Posting may be light. Talk amongst yourselves, or head on over to The Flight Deck and catch up on the comings and goings of the regulars.
Update: There’s a good and moderate essay up over at Captain Ed’s on “patriotism,” a subject that’s been making some waves in various quarters, as witnessed by Jonah Goldberg’s mail I quoted from yesterday:
We should hold the hyperbole, and assume the best motives whenever possible. That doesn’t mean we shouldn’t criticize actions and speeches when wrong, or that we should do so with insufficient vigor. It does mean that we should hold the most dire allegations for those who deserve it. Adam Gadahn is a traitor. Robert Byrd and Barack Obama are fools. The two are not synonymous. If we don’t recognize that patriotism means love of country regardless of wisdom on policy, then we really will have reduced it to only the last refuge of scoundrels.
While we’re on that note, it’s become a kind of parlor game among people of a certain mindset to trot out Samuel Johnson’s “patriotism is the last refuge of a scoundrel” quote when faced with what they ought to instead label jingoism. Doctor Johnson, as many people know, was a literary figure of great importance in Britain during the late 18th Century – and a staunch Tory. Many people pretend to forget that when he uttered his “scoundrel” observation in 1775, the “patriots” of daily discourse in high political circles were the American Revolutionaries.
That’s us, he’s talking about, my fellow scoundrels.
Update 2: Shiny!



“…patriotism means love of country”
If one accepts that as THE definition, then another definition is needed: what is “country”?
Is it a mass of land or physical structure, or is it a culture based upon specific principles? If it is the structure, one might as well be a patriot for an outhouse.

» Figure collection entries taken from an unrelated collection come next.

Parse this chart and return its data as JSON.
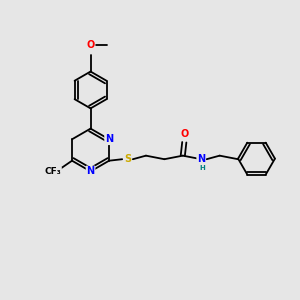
{
  "bg_color": "#e6e6e6",
  "bond_color": "#000000",
  "atom_colors": {
    "N": "#0000ff",
    "O": "#ff0000",
    "S": "#ccaa00",
    "F": "#000000",
    "H": "#008080",
    "C": "#000000"
  },
  "font_size": 7.0,
  "figsize": [
    3.0,
    3.0
  ],
  "dpi": 100
}
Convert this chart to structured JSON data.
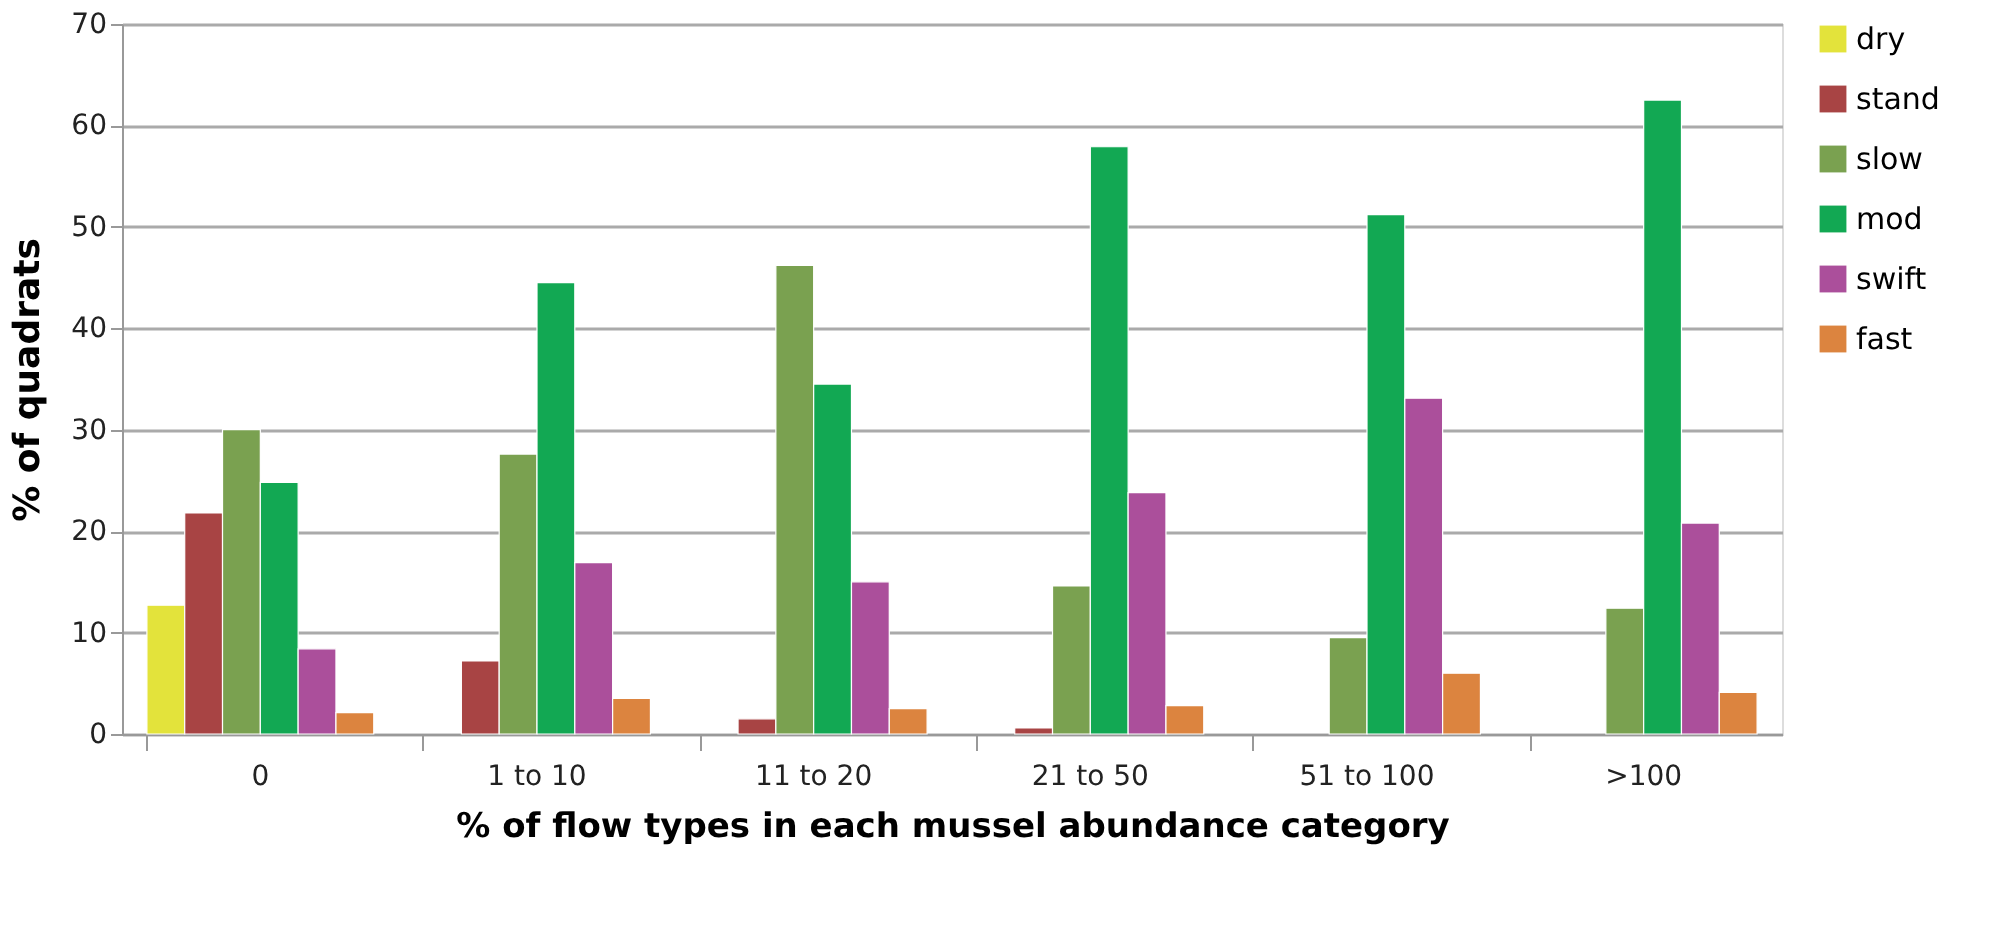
{
  "chart_data": {
    "type": "bar",
    "xlabel": "% of flow types in each mussel abundance category",
    "ylabel": "% of quadrats",
    "categories": [
      "0",
      "1 to 10",
      "11 to 20",
      "21 to 50",
      "51 to 100",
      ">100"
    ],
    "series": [
      {
        "name": "dry",
        "color": "#e3e33b",
        "values": [
          12.7,
          null,
          null,
          null,
          null,
          null
        ]
      },
      {
        "name": "stand",
        "color": "#a84444",
        "values": [
          21.8,
          7.2,
          1.5,
          0.6,
          null,
          null
        ]
      },
      {
        "name": "slow",
        "color": "#7aa150",
        "values": [
          30,
          27.6,
          46.2,
          14.6,
          9.5,
          12.4
        ]
      },
      {
        "name": "mod",
        "color": "#12a853",
        "values": [
          24.8,
          44.5,
          34.5,
          57.9,
          51.2,
          62.5
        ]
      },
      {
        "name": "swift",
        "color": "#ab4f9b",
        "values": [
          8.4,
          16.9,
          15,
          23.8,
          33.1,
          20.8
        ]
      },
      {
        "name": "fast",
        "color": "#dc843f",
        "values": [
          2.1,
          3.5,
          2.5,
          2.8,
          6,
          4.1
        ]
      }
    ],
    "ylim": [
      0,
      70
    ],
    "yticks": [
      0,
      10,
      20,
      30,
      40,
      50,
      60,
      70
    ],
    "grid": "y",
    "legend": "right"
  }
}
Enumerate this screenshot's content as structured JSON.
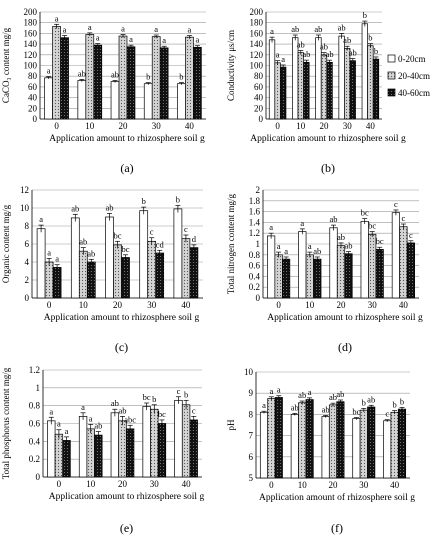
{
  "colors": {
    "background": "#ffffff",
    "bar_stroke": "#000000",
    "series_fill": [
      "#ffffff",
      "#bdbdbd",
      "#111111"
    ]
  },
  "series_names": [
    "0-20cm",
    "20-40cm",
    "40-60cm"
  ],
  "chart_data": [
    {
      "panel_label": "(a)",
      "type": "bar",
      "categories": [
        "0",
        "10",
        "20",
        "30",
        "40"
      ],
      "xlabel": "Application amount to rhizosphere soil  g",
      "ylabel": "CaCO₃ content mg/g",
      "ylim": [
        0,
        200
      ],
      "yticks": [
        "0",
        "20",
        "40",
        "60",
        "80",
        "100",
        "120",
        "140",
        "160",
        "180",
        "200"
      ],
      "grid": true,
      "legend": "none",
      "series": [
        {
          "name": "0-20cm",
          "values": [
            77,
            72,
            70,
            66,
            66
          ],
          "errors": [
            2,
            2,
            2,
            2,
            2
          ],
          "letters": [
            "a",
            "ab",
            "ab",
            "b",
            "b"
          ]
        },
        {
          "name": "20-40cm",
          "values": [
            173,
            158,
            155,
            154,
            153
          ],
          "errors": [
            4,
            3,
            3,
            3,
            3
          ],
          "letters": [
            "a",
            "a",
            "a",
            "a",
            "a"
          ]
        },
        {
          "name": "40-60cm",
          "values": [
            152,
            138,
            135,
            133,
            134
          ],
          "errors": [
            4,
            3,
            3,
            3,
            3
          ],
          "letters": [
            "a",
            "a",
            "a",
            "a",
            "a"
          ]
        }
      ]
    },
    {
      "panel_label": "(b)",
      "type": "bar",
      "categories": [
        "0",
        "10",
        "20",
        "30",
        "40"
      ],
      "xlabel": "Application amount to rhizosphere soil  g",
      "ylabel": "Conductivity μs/cm",
      "ylim": [
        0,
        200
      ],
      "yticks": [
        "0",
        "20",
        "40",
        "60",
        "80",
        "100",
        "120",
        "140",
        "160",
        "180",
        "200"
      ],
      "grid": true,
      "legend": "right",
      "series": [
        {
          "name": "0-20cm",
          "values": [
            148,
            152,
            152,
            155,
            178
          ],
          "errors": [
            5,
            5,
            5,
            5,
            5
          ],
          "letters": [
            "a",
            "ab",
            "ab",
            "ab",
            "b"
          ]
        },
        {
          "name": "20-40cm",
          "values": [
            105,
            124,
            120,
            132,
            137
          ],
          "errors": [
            4,
            4,
            4,
            4,
            4
          ],
          "letters": [
            "a",
            "ab",
            "ab",
            "ab",
            "b"
          ]
        },
        {
          "name": "40-60cm",
          "values": [
            97,
            106,
            106,
            109,
            112
          ],
          "errors": [
            4,
            4,
            4,
            4,
            4
          ],
          "letters": [
            "a",
            "ab",
            "ab",
            "ab",
            "b"
          ]
        }
      ]
    },
    {
      "panel_label": "(c)",
      "type": "bar",
      "categories": [
        "0",
        "10",
        "20",
        "30",
        "40"
      ],
      "xlabel": "Application amount to rhizosphere soil  g",
      "ylabel": "Organic content mg/g",
      "ylim": [
        0,
        12
      ],
      "yticks": [
        "0",
        "2",
        "4",
        "6",
        "8",
        "10",
        "12"
      ],
      "grid": true,
      "legend": "none",
      "series": [
        {
          "name": "0-20cm",
          "values": [
            7.7,
            8.9,
            9.0,
            9.7,
            9.9
          ],
          "errors": [
            0.4,
            0.4,
            0.4,
            0.4,
            0.4
          ],
          "letters": [
            "a",
            "ab",
            "ab",
            "b",
            "b"
          ]
        },
        {
          "name": "20-40cm",
          "values": [
            4.0,
            5.2,
            5.9,
            6.3,
            6.6
          ],
          "errors": [
            0.4,
            0.4,
            0.4,
            0.4,
            0.4
          ],
          "letters": [
            "a",
            "ab",
            "bc",
            "c",
            "c"
          ]
        },
        {
          "name": "40-60cm",
          "values": [
            3.4,
            4.0,
            4.5,
            5.0,
            5.6
          ],
          "errors": [
            0.3,
            0.3,
            0.3,
            0.3,
            0.3
          ],
          "letters": [
            "a",
            "ab",
            "bc",
            "cd",
            "d"
          ]
        }
      ]
    },
    {
      "panel_label": "(d)",
      "type": "bar",
      "categories": [
        "0",
        "10",
        "20",
        "30",
        "40"
      ],
      "xlabel": "Application amount to rhizosphere soil  g",
      "ylabel": "Total nitrogen content mg/g",
      "ylim": [
        0,
        2
      ],
      "yticks": [
        "0",
        "0.2",
        "0.4",
        "0.6",
        "0.8",
        "1",
        "1.2",
        "1.4",
        "1.6",
        "1.8",
        "2"
      ],
      "grid": true,
      "legend": "none",
      "series": [
        {
          "name": "0-20cm",
          "values": [
            1.15,
            1.23,
            1.3,
            1.42,
            1.58
          ],
          "errors": [
            0.05,
            0.05,
            0.05,
            0.05,
            0.05
          ],
          "letters": [
            "a",
            "a",
            "ab",
            "bc",
            "c"
          ]
        },
        {
          "name": "20-40cm",
          "values": [
            0.8,
            0.8,
            0.97,
            1.18,
            1.32
          ],
          "errors": [
            0.05,
            0.05,
            0.05,
            0.05,
            0.05
          ],
          "letters": [
            "a",
            "a",
            "ab",
            "bc",
            "c"
          ]
        },
        {
          "name": "40-60cm",
          "values": [
            0.72,
            0.72,
            0.82,
            0.9,
            1.02
          ],
          "errors": [
            0.04,
            0.04,
            0.04,
            0.04,
            0.04
          ],
          "letters": [
            "a",
            "ab",
            "ab",
            "bc",
            "c"
          ]
        }
      ]
    },
    {
      "panel_label": "(e)",
      "type": "bar",
      "categories": [
        "0",
        "10",
        "20",
        "30",
        "40"
      ],
      "xlabel": "Application amount to rhizosphere soil  g",
      "ylabel": "Total phosphorus content mg/g",
      "ylim": [
        0,
        1.2
      ],
      "yticks": [
        "0",
        "0.2",
        "0.4",
        "0.6",
        "0.8",
        "1",
        "1.2"
      ],
      "grid": true,
      "legend": "none",
      "series": [
        {
          "name": "0-20cm",
          "values": [
            0.63,
            0.68,
            0.72,
            0.79,
            0.86
          ],
          "errors": [
            0.04,
            0.04,
            0.04,
            0.04,
            0.04
          ],
          "letters": [
            "a",
            "a",
            "ab",
            "bc",
            "c"
          ]
        },
        {
          "name": "20-40cm",
          "values": [
            0.48,
            0.54,
            0.63,
            0.76,
            0.81
          ],
          "errors": [
            0.05,
            0.05,
            0.05,
            0.05,
            0.05
          ],
          "letters": [
            "a",
            "a",
            "ab",
            "b",
            "b"
          ]
        },
        {
          "name": "40-60cm",
          "values": [
            0.41,
            0.47,
            0.54,
            0.6,
            0.64
          ],
          "errors": [
            0.04,
            0.04,
            0.04,
            0.04,
            0.04
          ],
          "letters": [
            "a",
            "ab",
            "abc",
            "bc",
            "c"
          ]
        }
      ]
    },
    {
      "panel_label": "(f)",
      "type": "bar",
      "categories": [
        "0",
        "10",
        "20",
        "30",
        "40"
      ],
      "xlabel": "Application amount of rhizosphere soil  g",
      "ylabel": "pH",
      "ylim": [
        5,
        10
      ],
      "yticks": [
        "5",
        "6",
        "7",
        "8",
        "9",
        "10"
      ],
      "grid": true,
      "legend": "none",
      "series": [
        {
          "name": "0-20cm",
          "values": [
            8.1,
            8.0,
            7.9,
            7.8,
            7.7
          ],
          "errors": [
            0.05,
            0.05,
            0.05,
            0.05,
            0.05
          ],
          "letters": [
            "a",
            "ab",
            "ab",
            "bc",
            "c"
          ]
        },
        {
          "name": "20-40cm",
          "values": [
            8.75,
            8.55,
            8.45,
            8.2,
            8.1
          ],
          "errors": [
            0.08,
            0.08,
            0.08,
            0.08,
            0.08
          ],
          "letters": [
            "a",
            "ab",
            "ab",
            "b",
            "b"
          ]
        },
        {
          "name": "40-60cm",
          "values": [
            8.8,
            8.7,
            8.6,
            8.35,
            8.25
          ],
          "errors": [
            0.08,
            0.08,
            0.08,
            0.08,
            0.08
          ],
          "letters": [
            "a",
            "a",
            "ab",
            "ab",
            "b"
          ]
        }
      ]
    }
  ]
}
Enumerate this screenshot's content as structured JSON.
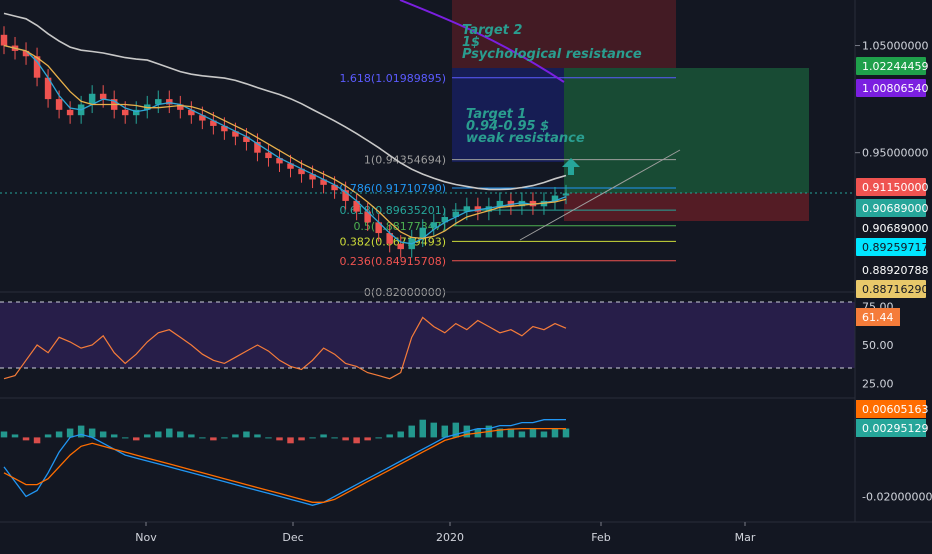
{
  "colors": {
    "background": "#131722",
    "up_candle": "#26a69a",
    "down_candle": "#ef5350",
    "ma_long": "#c8c8c8",
    "ma_purple": "#7b1fe0",
    "ema_fast": "#2ea7d6",
    "ema_slow": "#e8b04a",
    "rsi_line": "#f57c3a",
    "rsi_band": "#2a1f4e",
    "macd_line": "#2196f3",
    "signal_line": "#ff6d00",
    "target_green": "#1b5e3b",
    "target_red": "#6b1f27"
  },
  "chart_data": [
    {
      "type": "candlestick",
      "panel": "price",
      "y_axis_ticks": [
        "1.05000000",
        "0.95000000"
      ],
      "price_tags": [
        {
          "label": "1.02244459",
          "value": 1.02244459,
          "color": "#1fa04b"
        },
        {
          "label": "1.00806540",
          "value": 1.0080654,
          "color": "#7b1fe0"
        },
        {
          "label": "0.91150000",
          "value": 0.9115,
          "color": "#ef5350"
        },
        {
          "label": "0.90689000",
          "value": 0.90689,
          "color": "#26a69a"
        },
        {
          "label": "0.90689000",
          "value": 0.90689,
          "color": "#ffffff"
        },
        {
          "label": "0.89259717",
          "value": 0.89259717,
          "color": "#00e5ff"
        },
        {
          "label": "0.88920788",
          "value": 0.88920788,
          "color": "#ffffff"
        },
        {
          "label": "0.88716290",
          "value": 0.8871629,
          "color": "#e8c86a"
        }
      ],
      "fib_levels": [
        {
          "label": "1.618(1.01989895)",
          "value": 1.01989895,
          "color": "#5b5bff"
        },
        {
          "label": "1(0.94354694)",
          "value": 0.94354694,
          "color": "#9e9e9e"
        },
        {
          "label": "0.786(0.91710790)",
          "value": 0.9171079,
          "color": "#2196f3"
        },
        {
          "label": "0.618(0.89635201)",
          "value": 0.89635201,
          "color": "#26a69a"
        },
        {
          "label": "0.5(0.88177347)",
          "value": 0.88177347,
          "color": "#4caf50"
        },
        {
          "label": "0.382(0.86719493)",
          "value": 0.86719493,
          "color": "#cddc39"
        },
        {
          "label": "0.236(0.84915708)",
          "value": 0.84915708,
          "color": "#ef5350"
        },
        {
          "label": "0(0.82000000)",
          "value": 0.82,
          "color": "#9e9e9e"
        }
      ],
      "annotations": [
        {
          "lines": [
            "Target 2",
            "1$",
            "Psychological resistance"
          ]
        },
        {
          "lines": [
            "Target 1",
            "0.94-0.95 $",
            "weak resistance"
          ]
        }
      ],
      "series_close": [
        1.05,
        1.045,
        1.04,
        1.02,
        1.0,
        0.99,
        0.985,
        0.995,
        1.005,
        1.0,
        0.99,
        0.985,
        0.99,
        0.995,
        1.0,
        0.995,
        0.99,
        0.985,
        0.98,
        0.975,
        0.97,
        0.965,
        0.96,
        0.95,
        0.945,
        0.94,
        0.935,
        0.93,
        0.925,
        0.92,
        0.915,
        0.905,
        0.895,
        0.885,
        0.875,
        0.865,
        0.86,
        0.87,
        0.88,
        0.885,
        0.89,
        0.895,
        0.9,
        0.895,
        0.9,
        0.905,
        0.9,
        0.905,
        0.9,
        0.905,
        0.91,
        0.912
      ]
    },
    {
      "type": "line",
      "panel": "rsi",
      "y_axis_ticks": [
        "75.00",
        "50.00",
        "25.00"
      ],
      "current_label": "61.44",
      "band": [
        30,
        70
      ],
      "values": [
        28,
        30,
        40,
        50,
        45,
        55,
        52,
        48,
        50,
        56,
        45,
        38,
        44,
        52,
        58,
        60,
        55,
        50,
        44,
        40,
        38,
        42,
        46,
        50,
        46,
        40,
        36,
        34,
        40,
        48,
        44,
        38,
        36,
        32,
        30,
        28,
        32,
        55,
        68,
        62,
        58,
        64,
        60,
        66,
        62,
        58,
        60,
        56,
        62,
        60,
        64,
        61
      ]
    },
    {
      "type": "bar",
      "panel": "macd",
      "y_axis_ticks": [
        "-0.02000000"
      ],
      "current_labels": [
        "0.00605163",
        "0.00295129"
      ],
      "histogram": [
        0.002,
        0.001,
        -0.001,
        -0.002,
        0.001,
        0.002,
        0.003,
        0.004,
        0.003,
        0.002,
        0.001,
        0.0,
        -0.001,
        0.001,
        0.002,
        0.003,
        0.002,
        0.001,
        0.0,
        -0.001,
        0.0,
        0.001,
        0.002,
        0.001,
        0.0,
        -0.001,
        -0.002,
        -0.001,
        0.0,
        0.001,
        0.0,
        -0.001,
        -0.002,
        -0.001,
        0.0,
        0.001,
        0.002,
        0.004,
        0.006,
        0.005,
        0.004,
        0.005,
        0.004,
        0.003,
        0.004,
        0.003,
        0.003,
        0.002,
        0.003,
        0.002,
        0.003,
        0.003
      ],
      "macd": [
        -0.01,
        -0.015,
        -0.02,
        -0.018,
        -0.012,
        -0.005,
        0.0,
        0.001,
        0.0,
        -0.002,
        -0.004,
        -0.006,
        -0.007,
        -0.008,
        -0.009,
        -0.01,
        -0.011,
        -0.012,
        -0.013,
        -0.014,
        -0.015,
        -0.016,
        -0.017,
        -0.018,
        -0.019,
        -0.02,
        -0.021,
        -0.022,
        -0.023,
        -0.022,
        -0.02,
        -0.018,
        -0.016,
        -0.014,
        -0.012,
        -0.01,
        -0.008,
        -0.006,
        -0.004,
        -0.002,
        0.0,
        0.001,
        0.002,
        0.003,
        0.003,
        0.004,
        0.004,
        0.005,
        0.005,
        0.006,
        0.006,
        0.00605
      ],
      "signal": [
        -0.012,
        -0.014,
        -0.016,
        -0.016,
        -0.014,
        -0.01,
        -0.006,
        -0.003,
        -0.002,
        -0.003,
        -0.004,
        -0.005,
        -0.006,
        -0.007,
        -0.008,
        -0.009,
        -0.01,
        -0.011,
        -0.012,
        -0.013,
        -0.014,
        -0.015,
        -0.016,
        -0.017,
        -0.018,
        -0.019,
        -0.02,
        -0.021,
        -0.022,
        -0.022,
        -0.021,
        -0.019,
        -0.017,
        -0.015,
        -0.013,
        -0.011,
        -0.009,
        -0.007,
        -0.005,
        -0.003,
        -0.001,
        0.0,
        0.001,
        0.0015,
        0.002,
        0.0025,
        0.0028,
        0.003,
        0.003,
        0.003,
        0.003,
        0.00295
      ]
    }
  ],
  "x_axis": {
    "ticks": [
      "Nov",
      "Dec",
      "2020",
      "Feb",
      "Mar"
    ]
  }
}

When a husband is unfaithful he does not become “not a husband”, he becomes an unfaithful husband. When a law enforcement officer departs from the law, he does not become “not a cop, he becomes a dirty cop. If a naion is defined as a culture based upon specific principles, then when one departs from either the culture or the principles upon which it is founded, they can no longer define their position as “patriotic”.
Good article.
Personally, I like this quote by Mark Twain:
“Patriotism is supporting your country all the time, and your government when it deserves it. “
Not that that gets anyone anywhere, of course. Its all perspective. But then again I think that’s part of what Capt Ed was saying.
That’ll show Fox to mess with the browncoats!